E ásperas. Parecem ter sido talhadas da mesma matéria das árvores e das suas
raízes. São como um elemento da natureza, como as pedras, grossas e decididas
como as águas de um rio selvagem. Têm calos nas pontas e as unhas roídas até
aos sabugos, e são atravessadas por veias volumosas e escuras, servidas de
dedos firmes como garras de um urso. Não precisa de mais do que as mãos para
fabricar nuvens, a mulher. Creio que lhe bastaria bater as palmas, agitar os
dedos no ar ou esfregar uma mão contra a outra para que as nuvens se
libertassem dos seus gestos. Fá-la-ia de qualquer modo, se quisesse.

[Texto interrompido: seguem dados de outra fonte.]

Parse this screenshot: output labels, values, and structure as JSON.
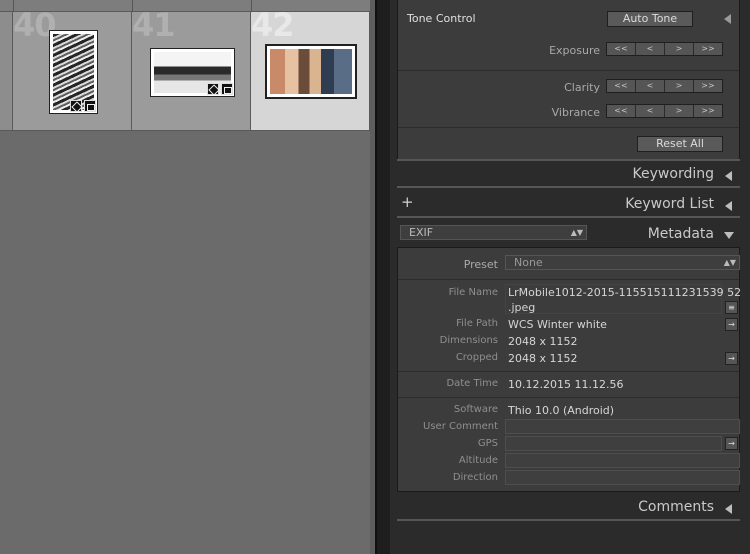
{
  "grid": {
    "cells": [
      {
        "number": "40",
        "selected": false
      },
      {
        "number": "41",
        "selected": false
      },
      {
        "number": "42",
        "selected": true
      }
    ]
  },
  "tone_control": {
    "title": "Tone Control",
    "auto_tone_label": "Auto Tone",
    "exposure_label": "Exposure",
    "clarity_label": "Clarity",
    "vibrance_label": "Vibrance",
    "reset_all_label": "Reset All",
    "step_glyphs": [
      "<<",
      "<",
      ">",
      ">>"
    ]
  },
  "sections": {
    "keywording": "Keywording",
    "keyword_list": "Keyword List",
    "metadata": "Metadata",
    "comments": "Comments"
  },
  "metadata": {
    "view_select": "EXIF",
    "preset_label": "Preset",
    "preset_value": "None",
    "fields": {
      "file_name_label": "File Name",
      "file_name_value_1": "LrMobile1012-2015-115515111231539 52",
      "file_name_value_2": ".jpeg",
      "file_path_label": "File Path",
      "file_path_value": "WCS Winter white",
      "dimensions_label": "Dimensions",
      "dimensions_value": "2048 x 1152",
      "cropped_label": "Cropped",
      "cropped_value": "2048 x 1152",
      "date_time_label": "Date Time",
      "date_time_value": "10.12.2015 11.12.56",
      "software_label": "Software",
      "software_value": "Thio 10.0 (Android)",
      "user_comment_label": "User Comment",
      "gps_label": "GPS",
      "altitude_label": "Altitude",
      "direction_label": "Direction"
    }
  },
  "colors": {
    "panel_bg": "#2b2b2b",
    "box_bg": "#3c3c3c",
    "grid_bg": "#6b6b6b",
    "selected_cell": "#d6d6d6"
  }
}
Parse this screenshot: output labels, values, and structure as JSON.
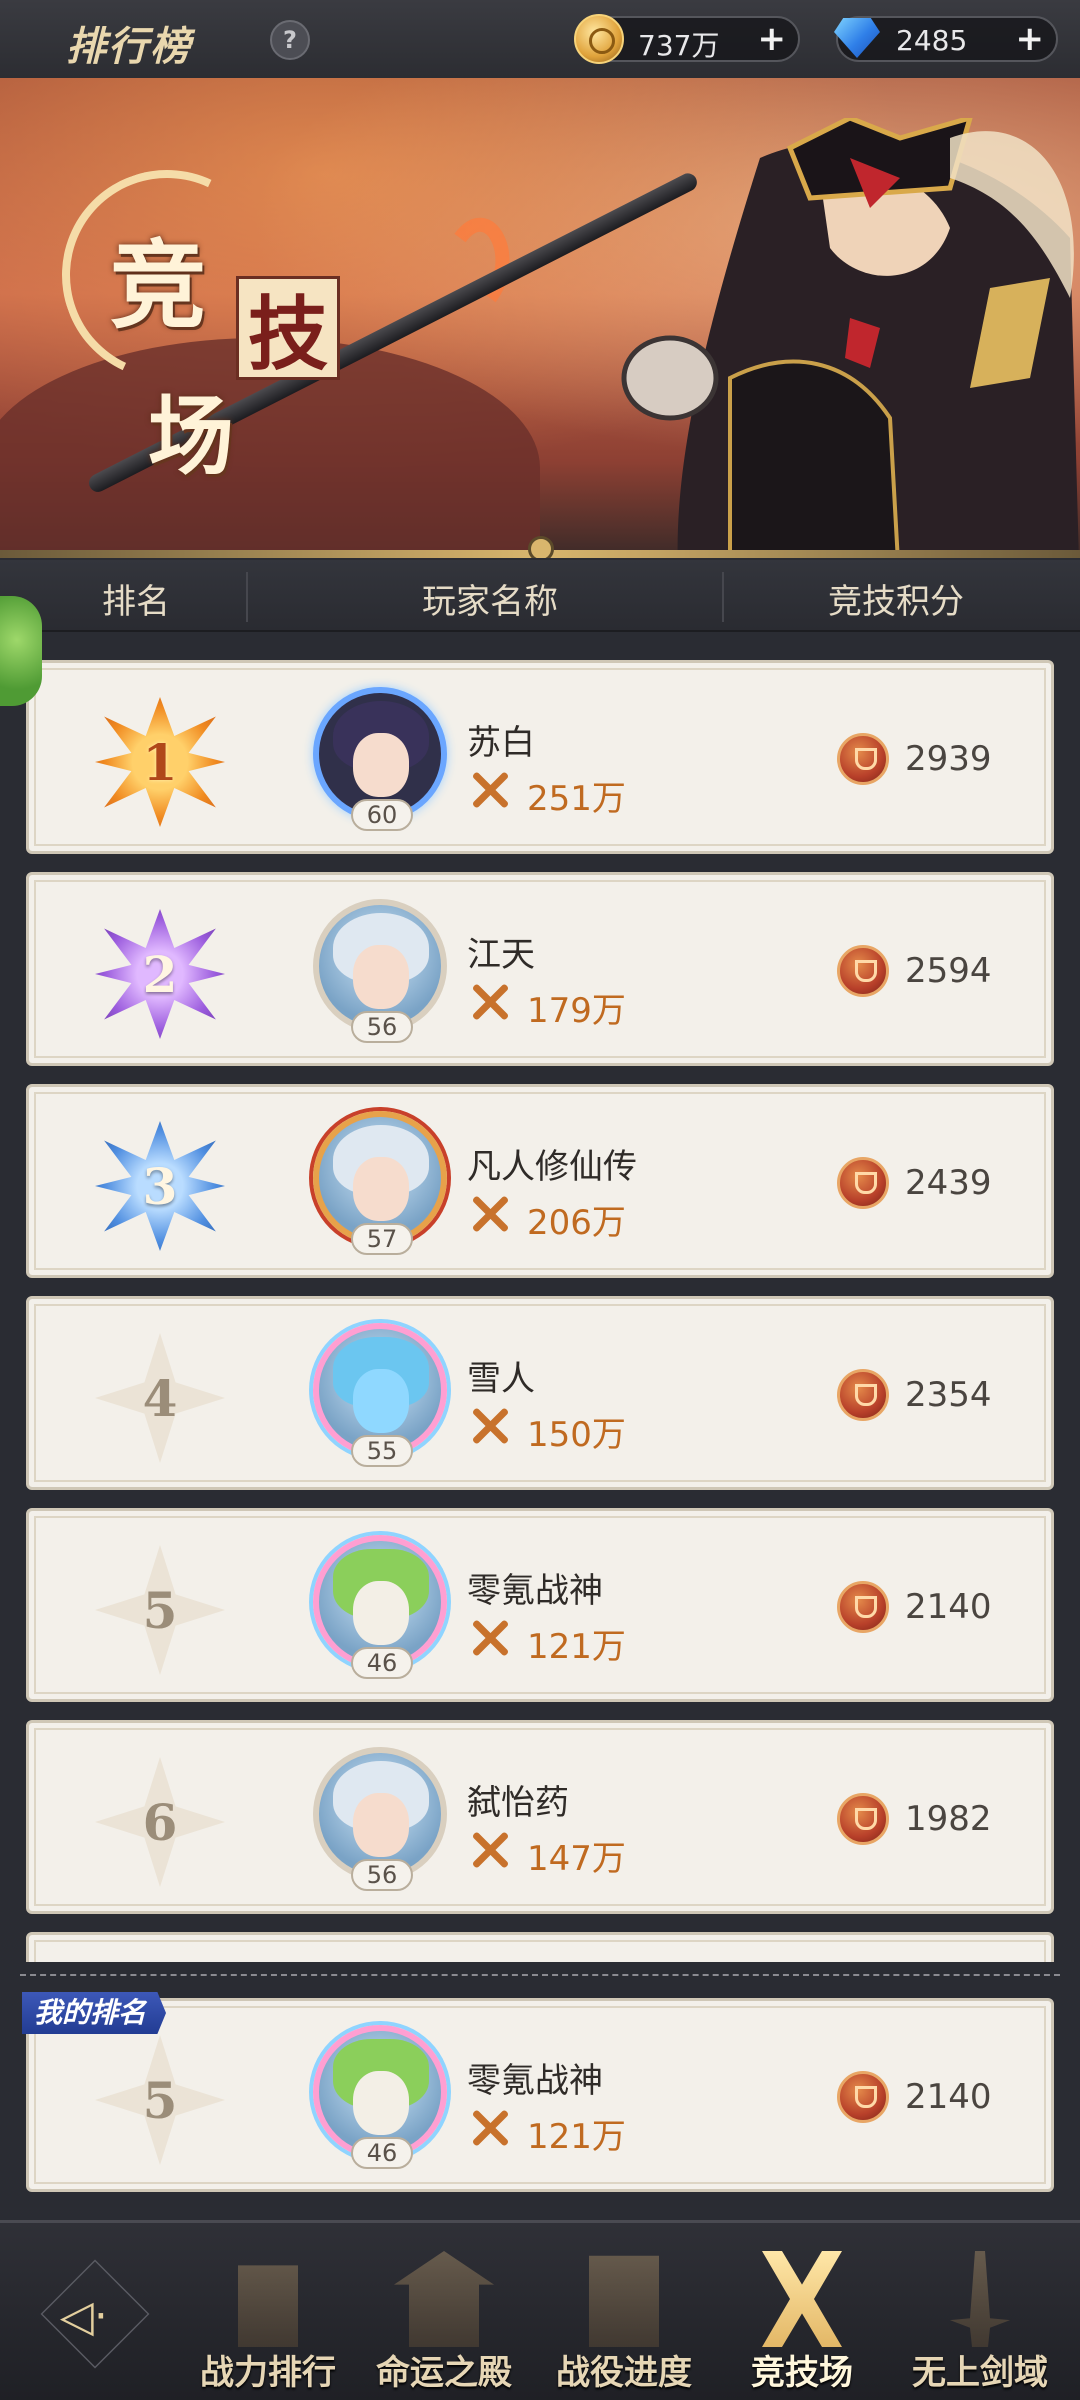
{
  "header": {
    "title": "排行榜",
    "help_icon": "?"
  },
  "resources": {
    "gold": "737万",
    "gems": "2485",
    "plus": "+"
  },
  "banner": {
    "title_char1": "竞",
    "title_char2": "技",
    "title_char3": "场"
  },
  "columns": {
    "rank": "排名",
    "player": "玩家名称",
    "score": "竞技积分"
  },
  "rows": [
    {
      "rank": "1",
      "name": "苏白",
      "level": "60",
      "power": "251万",
      "score": "2939"
    },
    {
      "rank": "2",
      "name": "江天",
      "level": "56",
      "power": "179万",
      "score": "2594"
    },
    {
      "rank": "3",
      "name": "凡人修仙传",
      "level": "57",
      "power": "206万",
      "score": "2439"
    },
    {
      "rank": "4",
      "name": "雪人",
      "level": "55",
      "power": "150万",
      "score": "2354"
    },
    {
      "rank": "5",
      "name": "零氪战神",
      "level": "46",
      "power": "121万",
      "score": "2140"
    },
    {
      "rank": "6",
      "name": "弑怡药",
      "level": "56",
      "power": "147万",
      "score": "1982"
    }
  ],
  "my_rank": {
    "tag": "我的排名",
    "rank": "5",
    "name": "零氪战神",
    "level": "46",
    "power": "121万",
    "score": "2140"
  },
  "nav": {
    "items": [
      "战力排行",
      "命运之殿",
      "战役进度",
      "竞技场",
      "无上剑域"
    ],
    "back_icon": "◁·"
  },
  "colors": {
    "accent": "#e3b766",
    "panel": "#f3f0ea",
    "power": "#c06a20"
  }
}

Gosta porém, de assar castanhas, de encenar este
pequeno teatro diante das gentes que vêm sentar-se na esplanada para espantar
os calafrios quando o sol rasga o rigor do Outono e parece capaz de aquecer os
corpos. É um modo de fabricar nuvens tão bom como outro qualquer, este.
O rosto da mulher das castanhas não é bonito. É doce,
amistoso, é simples como uma tarde de Outono. E é, sobretudo, humano, sem
artifícios, simpático. Mas não é bonito. Isso não é. Quando espreita para o
tacho onde cozinha as suas nuvens, a mulher parece sorrir e o rosto
vinca-se-lhe em leque, quase da boca até aos olhos, num ricto de desvelo, atento:
profissional. Tem de fingir que assa castanhas, é esse o seu aparente labor. E,
nisto, espalha nuvens no ar. Nuvens doces com cheiro de castanhas assando.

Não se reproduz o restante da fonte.